Tollin Gordon, Salamon Zdzislaw, Hruby Victor J
Department of Biochemistry and Molecular Biophysics, University of Arizona, Tucson, AZ 85721, USA.
Trends Pharmacol Sci. 2003 Dec;24(12):655-9. doi: 10.1016/j.tips.2003.10.010.

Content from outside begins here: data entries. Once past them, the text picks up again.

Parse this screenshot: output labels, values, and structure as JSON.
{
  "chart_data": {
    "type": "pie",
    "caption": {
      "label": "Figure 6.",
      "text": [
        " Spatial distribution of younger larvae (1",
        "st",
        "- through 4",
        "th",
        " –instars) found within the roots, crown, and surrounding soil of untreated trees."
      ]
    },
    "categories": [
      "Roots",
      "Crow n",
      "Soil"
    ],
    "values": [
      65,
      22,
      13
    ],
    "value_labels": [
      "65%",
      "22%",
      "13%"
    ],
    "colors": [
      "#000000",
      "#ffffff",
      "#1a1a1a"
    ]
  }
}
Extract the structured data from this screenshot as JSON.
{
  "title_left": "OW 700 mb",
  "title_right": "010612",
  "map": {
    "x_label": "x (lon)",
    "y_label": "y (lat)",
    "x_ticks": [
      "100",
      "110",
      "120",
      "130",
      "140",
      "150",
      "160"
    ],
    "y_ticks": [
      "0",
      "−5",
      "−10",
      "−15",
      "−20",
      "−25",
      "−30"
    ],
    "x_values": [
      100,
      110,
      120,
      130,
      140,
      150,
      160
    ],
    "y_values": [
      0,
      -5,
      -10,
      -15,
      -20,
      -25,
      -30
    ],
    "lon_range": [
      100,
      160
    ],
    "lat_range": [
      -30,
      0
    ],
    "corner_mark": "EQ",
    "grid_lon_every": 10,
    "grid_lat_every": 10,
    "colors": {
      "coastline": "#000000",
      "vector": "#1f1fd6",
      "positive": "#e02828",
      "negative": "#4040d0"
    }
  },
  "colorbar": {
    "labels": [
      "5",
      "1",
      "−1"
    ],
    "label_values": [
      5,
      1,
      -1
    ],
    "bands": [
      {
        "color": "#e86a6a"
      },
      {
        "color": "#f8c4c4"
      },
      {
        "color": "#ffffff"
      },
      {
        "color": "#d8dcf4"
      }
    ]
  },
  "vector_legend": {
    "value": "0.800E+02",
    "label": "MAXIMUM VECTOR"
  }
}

Plasmon-waveguide resonance (PWR) spectroscopy can be applied to integral membrane proteins incorporated into a supported lipid bilayer without the need for labeling. With high sensitivity and wide dynamic range, this technique can be used to characterize the kinetics and thermodynamics of conformational events associated with the binding of ligands to G-protein-coupled receptors (GPCRs), and to directly examine the interactions of GPCRs with G proteins and other downstream effectors in signal transduction. This allows an easy distinction to be made between agonists, antagonists and inverse agonists, and provides a powerful new tool for studying membrane signaling and for drug development.
表面等离子体波导共振(PWR)光谱可应用于整合到支撑脂质双分子层中的完整膜蛋白,无需进行标记。该技术具有高灵敏度和宽动态范围,可用于表征与配体与G蛋白偶联受体(GPCR)结合相关的构象事件的动力学和热力学,并直接检测GPCR在信号转导中与G蛋白和其他下游效应器的相互作用。这使得能够轻松区分激动剂、拮抗剂和反向激动剂,并为研究膜信号传导和药物开发提供了一个强大的新工具。